Enzymes produced in inclusion body form are not active. Therefore, it is necessary to convert to enzymes having biological activity. Enzyme activity recovery of the lipase produced in the form of inclusion bodies in the present invention was carried out according to the known method of Marston F.A.O (DNA Cloning. Vol 3. IRL press. 1985).

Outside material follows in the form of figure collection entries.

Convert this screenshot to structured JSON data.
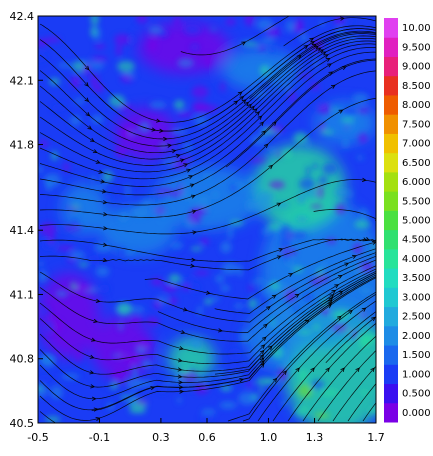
{
  "chart_data": {
    "type": "heatmap",
    "title": "",
    "xlabel": "",
    "ylabel": "",
    "xlim": [
      -0.5,
      1.7
    ],
    "ylim": [
      40.5,
      42.4
    ],
    "x_ticks": [
      "-0.5",
      "-0.1",
      "0.3",
      "0.6",
      "1.0",
      "1.3",
      "1.7"
    ],
    "x_tick_values": [
      -0.5,
      -0.1,
      0.3,
      0.6,
      1.0,
      1.3,
      1.7
    ],
    "y_ticks": [
      "40.5",
      "40.8",
      "41.1",
      "41.4",
      "41.8",
      "42.1",
      "42.4"
    ],
    "y_tick_values": [
      40.5,
      40.8,
      41.1,
      41.4,
      41.8,
      42.1,
      42.4
    ],
    "overlay": "streamlines",
    "colorbar": {
      "levels": [
        "0.000",
        "0.500",
        "1.000",
        "1.500",
        "2.000",
        "2.500",
        "3.000",
        "3.500",
        "4.000",
        "4.500",
        "5.000",
        "5.500",
        "6.000",
        "6.500",
        "7.000",
        "7.500",
        "8.000",
        "8.500",
        "9.000",
        "9.500",
        "10.00"
      ],
      "colors": [
        "#7a00e6",
        "#3a10f0",
        "#1a3cf5",
        "#1a68ee",
        "#1e8ce6",
        "#22aade",
        "#20c8d2",
        "#22dcc0",
        "#28e49a",
        "#30e070",
        "#4ae040",
        "#7ae020",
        "#a4e010",
        "#dce010",
        "#f0c000",
        "#f09000",
        "#ee5c00",
        "#e83020",
        "#e8207a",
        "#e020c0",
        "#e040f0"
      ]
    },
    "field_colors": {
      "background": "#1a3cf5",
      "low": "#7a00e6",
      "mid": "#1e8ce6",
      "high": "#28e49a",
      "peak": "#7ae020"
    }
  }
}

The cultured E. coli was harvested by centrifugation, sonicated and centrifuged at 4000 × g for 10 minutes to remove cell debris. The cell aggregates thus obtained were lysed with 8M Urea and the solution was dialyzed in dilution buffer and the lipase activity was measured. Investigation of the lipase activity was performed as follows. The preparation of the substrate solution for the enzymatic reaction was according to the known Anderson method (Andersson: J. Dairy Sci. 62,361, 1979). The gum arabic was dissolved in 50 mM sodium phosphate buffer (pH 7.0) to a final concentration of 5%. 45 ml of this solution was added with 5 ml of olive oil as a substrate, followed by sonication for 10 minutes to form an emulsion. To this was added 30 ml H ₂ O, 30 ml CaCl ₂ (0.075 M), 20 ml NaCl (3 M), 20 ml sodium taurocholate (15 mg / ml). 2 ml of the substrate solution thus prepared was adjusted to a desired temperature and reacted for a predetermined time by adding a pre-prepared enzyme solution. After the enzyme reaction, 0.5 ml of 6N HCl was added to stop the reaction, and the amount of fatty acid produced was measured according to a known fatty acid quantitative method (Kwon et al: JAOCS, 63,89,1986). And the investigation of the thermal stability of the enzyme was carried out as follows. That is, 1.5 μl of an enzyme solution (2.8 mg / ml) was dispensed into an Eppendorf tube in 1.5 ml, and then heat-treated at a specific desired temperature. The heat treated enzyme solution was left at 4 ° C. for 10 minutes and then reacted at 34 ° C. for 15 minutes to determine the residual activity of the enzyme. As a result, when the lipase produced was heat-treated at 80 ° C. and 95 ° C. for 60 minutes, the lipase was 85% and 70%, respectively.

Claims (5)

Plasmid pTTY2, which produces large amounts of lipase and the lipase production is under the control of a tac promoter. The nucleotide sequence below, encoding a heat resistant lipase. (a) a recombinant plasmid pJH92 having lipase production characteristics was prepared using a gene fragment encoding a heat resistant lipase derived from P. fluorescens, and (b) contains a lipase in pJH92. The gene fragment was linked to a high expression plasmid pTTQ19 containing a tac promotor to prepare plasmid pTTY2, (c) transforming Escherichia coli with plasmid pTTY2, and (d) culturing the transformed Escherichia coli And expressing, extracting and separating the lipase inclusion body from the expressed E. coli, and then refolding the active lipase into the active lipase. The method according to claim 3, wherein when cloning the lipase gene in step (a), a strain showing esterase activity in a medium containing tri-butyrin is first selected, followed by olive oli and rhodamine ratios. (rhodamine B) Reselection in a medium containing the pigment to adopt a strain having only lipase activity. 4. The method according to claim 3, wherein the gene encoding the heat resistant lipase of P. fluorescens is the following nucleotide sequence.